Weinberg was one of the passengers on Tuesday morning’s “Ecoflight,” where experts and enthusiasts fly over the Great Salt Lake to get a bird’s eye view.
“You go out there now and you see water kind of almost everywhere,” said Timothy Hawkes, a former legislator and general counsel for the Great Salt Lake Brine Shrimp Cooperative. “It’s very thin, but it’s out there. And that’s just really great to see.”
The lake has risen over 4 feet after reaching a historic low last November.
“It’s incredible to see water now spilling over the berm and into the north arm, and knowing that we have so much snow that is yet to melt and we’re just going to see it continue to rise,” said Weinberg.
FOX 13 News went up with Ecoflight back in August, and the views from then compared to now are starkly different.
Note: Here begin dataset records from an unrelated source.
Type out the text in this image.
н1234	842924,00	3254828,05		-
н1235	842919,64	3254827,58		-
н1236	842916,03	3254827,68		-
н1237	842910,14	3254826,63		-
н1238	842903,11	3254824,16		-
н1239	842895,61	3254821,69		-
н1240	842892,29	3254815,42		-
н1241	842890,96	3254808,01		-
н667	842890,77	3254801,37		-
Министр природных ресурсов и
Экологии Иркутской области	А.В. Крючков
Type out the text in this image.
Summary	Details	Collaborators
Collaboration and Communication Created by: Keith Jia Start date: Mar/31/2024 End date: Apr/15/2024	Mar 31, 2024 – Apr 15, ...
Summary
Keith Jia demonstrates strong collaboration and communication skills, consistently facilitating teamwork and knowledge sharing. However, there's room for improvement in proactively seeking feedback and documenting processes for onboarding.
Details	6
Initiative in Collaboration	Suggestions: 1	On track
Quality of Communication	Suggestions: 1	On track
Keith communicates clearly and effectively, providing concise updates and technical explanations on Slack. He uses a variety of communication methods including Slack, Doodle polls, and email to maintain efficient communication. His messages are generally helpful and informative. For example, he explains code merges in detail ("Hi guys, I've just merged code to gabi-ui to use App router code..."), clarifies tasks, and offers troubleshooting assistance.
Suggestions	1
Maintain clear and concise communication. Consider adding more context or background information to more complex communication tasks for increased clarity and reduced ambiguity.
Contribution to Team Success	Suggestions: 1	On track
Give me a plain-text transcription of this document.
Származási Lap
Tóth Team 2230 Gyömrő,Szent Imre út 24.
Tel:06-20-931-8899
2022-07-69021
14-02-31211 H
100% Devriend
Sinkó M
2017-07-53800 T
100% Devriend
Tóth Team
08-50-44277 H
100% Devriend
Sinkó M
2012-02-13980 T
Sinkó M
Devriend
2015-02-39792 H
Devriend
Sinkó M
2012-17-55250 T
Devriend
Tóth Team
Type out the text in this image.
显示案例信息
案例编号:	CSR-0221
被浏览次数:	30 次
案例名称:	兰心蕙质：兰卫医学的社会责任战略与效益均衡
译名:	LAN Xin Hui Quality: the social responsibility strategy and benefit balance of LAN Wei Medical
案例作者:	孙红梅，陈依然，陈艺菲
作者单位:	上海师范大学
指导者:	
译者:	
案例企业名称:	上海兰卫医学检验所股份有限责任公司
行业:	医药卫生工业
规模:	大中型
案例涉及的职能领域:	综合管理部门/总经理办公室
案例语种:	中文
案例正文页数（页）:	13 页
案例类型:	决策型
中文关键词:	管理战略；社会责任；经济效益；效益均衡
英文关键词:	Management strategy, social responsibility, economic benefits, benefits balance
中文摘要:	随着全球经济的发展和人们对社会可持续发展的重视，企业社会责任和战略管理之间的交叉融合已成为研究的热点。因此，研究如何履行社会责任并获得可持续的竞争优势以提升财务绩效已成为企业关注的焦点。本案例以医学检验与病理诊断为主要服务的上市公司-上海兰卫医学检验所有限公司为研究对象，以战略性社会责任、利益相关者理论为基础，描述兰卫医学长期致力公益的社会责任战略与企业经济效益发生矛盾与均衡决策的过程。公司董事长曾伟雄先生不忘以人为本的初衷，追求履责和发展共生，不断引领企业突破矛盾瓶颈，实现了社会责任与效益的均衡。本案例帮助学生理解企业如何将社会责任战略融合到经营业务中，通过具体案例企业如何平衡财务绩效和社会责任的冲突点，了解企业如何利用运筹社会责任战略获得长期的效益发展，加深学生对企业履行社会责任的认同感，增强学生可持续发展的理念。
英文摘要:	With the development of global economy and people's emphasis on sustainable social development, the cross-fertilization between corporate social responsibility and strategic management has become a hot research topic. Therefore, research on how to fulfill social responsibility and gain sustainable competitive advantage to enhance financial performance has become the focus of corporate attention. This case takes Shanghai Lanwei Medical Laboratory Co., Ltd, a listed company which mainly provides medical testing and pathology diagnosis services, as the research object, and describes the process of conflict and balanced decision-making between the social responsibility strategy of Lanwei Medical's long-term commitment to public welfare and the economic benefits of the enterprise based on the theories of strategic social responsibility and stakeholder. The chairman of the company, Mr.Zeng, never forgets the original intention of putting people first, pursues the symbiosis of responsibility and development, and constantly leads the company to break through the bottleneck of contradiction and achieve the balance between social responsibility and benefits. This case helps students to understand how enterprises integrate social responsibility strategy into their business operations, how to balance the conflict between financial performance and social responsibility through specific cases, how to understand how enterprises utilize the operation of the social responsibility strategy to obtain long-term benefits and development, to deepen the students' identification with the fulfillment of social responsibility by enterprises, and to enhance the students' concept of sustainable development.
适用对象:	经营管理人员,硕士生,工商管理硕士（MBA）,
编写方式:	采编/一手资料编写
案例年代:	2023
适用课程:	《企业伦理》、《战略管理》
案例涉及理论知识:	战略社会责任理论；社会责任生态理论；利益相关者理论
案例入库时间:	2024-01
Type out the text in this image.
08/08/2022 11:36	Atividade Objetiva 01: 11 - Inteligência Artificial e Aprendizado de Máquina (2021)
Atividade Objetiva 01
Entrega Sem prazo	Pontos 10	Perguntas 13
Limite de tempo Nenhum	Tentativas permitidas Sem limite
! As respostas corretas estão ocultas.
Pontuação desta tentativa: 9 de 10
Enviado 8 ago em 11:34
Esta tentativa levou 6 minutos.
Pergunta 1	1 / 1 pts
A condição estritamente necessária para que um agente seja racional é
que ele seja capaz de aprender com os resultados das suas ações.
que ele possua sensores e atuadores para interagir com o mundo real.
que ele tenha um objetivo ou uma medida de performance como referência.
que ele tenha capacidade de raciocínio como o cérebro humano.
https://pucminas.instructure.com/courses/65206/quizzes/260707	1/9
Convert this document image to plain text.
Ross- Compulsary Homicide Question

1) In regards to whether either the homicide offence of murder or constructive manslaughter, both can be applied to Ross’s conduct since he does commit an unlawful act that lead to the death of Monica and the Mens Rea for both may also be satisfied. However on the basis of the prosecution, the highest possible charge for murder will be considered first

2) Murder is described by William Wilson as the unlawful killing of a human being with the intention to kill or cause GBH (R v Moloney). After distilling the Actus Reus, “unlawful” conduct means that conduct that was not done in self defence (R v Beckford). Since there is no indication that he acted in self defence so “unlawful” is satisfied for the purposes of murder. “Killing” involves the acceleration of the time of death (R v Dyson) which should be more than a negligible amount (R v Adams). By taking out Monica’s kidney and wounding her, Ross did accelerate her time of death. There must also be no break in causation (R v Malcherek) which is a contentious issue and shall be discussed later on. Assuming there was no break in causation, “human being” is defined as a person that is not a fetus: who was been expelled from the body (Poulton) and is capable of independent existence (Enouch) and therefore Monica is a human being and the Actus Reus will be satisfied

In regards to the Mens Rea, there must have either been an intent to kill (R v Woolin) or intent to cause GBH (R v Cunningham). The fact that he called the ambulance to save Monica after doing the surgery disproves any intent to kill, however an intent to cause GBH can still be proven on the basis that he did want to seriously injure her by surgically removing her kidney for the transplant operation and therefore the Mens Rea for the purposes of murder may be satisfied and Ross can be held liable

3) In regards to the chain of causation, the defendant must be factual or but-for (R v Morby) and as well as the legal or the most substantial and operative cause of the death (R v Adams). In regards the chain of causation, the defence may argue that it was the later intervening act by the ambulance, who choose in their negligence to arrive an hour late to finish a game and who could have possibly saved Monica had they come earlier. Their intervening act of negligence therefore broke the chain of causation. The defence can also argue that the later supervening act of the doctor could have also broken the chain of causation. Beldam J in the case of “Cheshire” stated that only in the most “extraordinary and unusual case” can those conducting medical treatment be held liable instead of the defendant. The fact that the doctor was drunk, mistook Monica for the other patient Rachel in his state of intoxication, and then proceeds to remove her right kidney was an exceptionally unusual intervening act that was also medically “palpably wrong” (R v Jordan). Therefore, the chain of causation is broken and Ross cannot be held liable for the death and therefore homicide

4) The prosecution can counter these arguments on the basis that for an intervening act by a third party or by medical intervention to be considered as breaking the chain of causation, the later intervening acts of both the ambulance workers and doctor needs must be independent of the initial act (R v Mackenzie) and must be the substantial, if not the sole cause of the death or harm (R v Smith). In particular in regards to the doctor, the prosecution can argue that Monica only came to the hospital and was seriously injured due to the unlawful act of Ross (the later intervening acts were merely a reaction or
Where there was exposed lake bed last fall, now there is actually water filled all over.
“It was kind of devastating to see so many areas of the lake desiccated,” Katie Newburn with Friends of Great Salt Lake. “Today to see those areas that were all exposed just a few months ago now covered back over with water… that is just so encouraging to see.”
You can see water filling wetlands, reservoirs rising, and ponds with more water than they had last fall.
“It’s just so good for that ecosystem, it’s good for the industries that rely on the lake, good for people that recreate out there, it’s good to keep the dust down which is something people worry about,” said Hawkes. “Seeing more water is just great on so many levels.”
But this past winter doesn’t mean the lake is saved.
“Really is just giving us a little bit more time to implement these longer-term measures through policy and management,” said Weinberg. “We’re not going to let the lake die. There’s too many people that care too much.”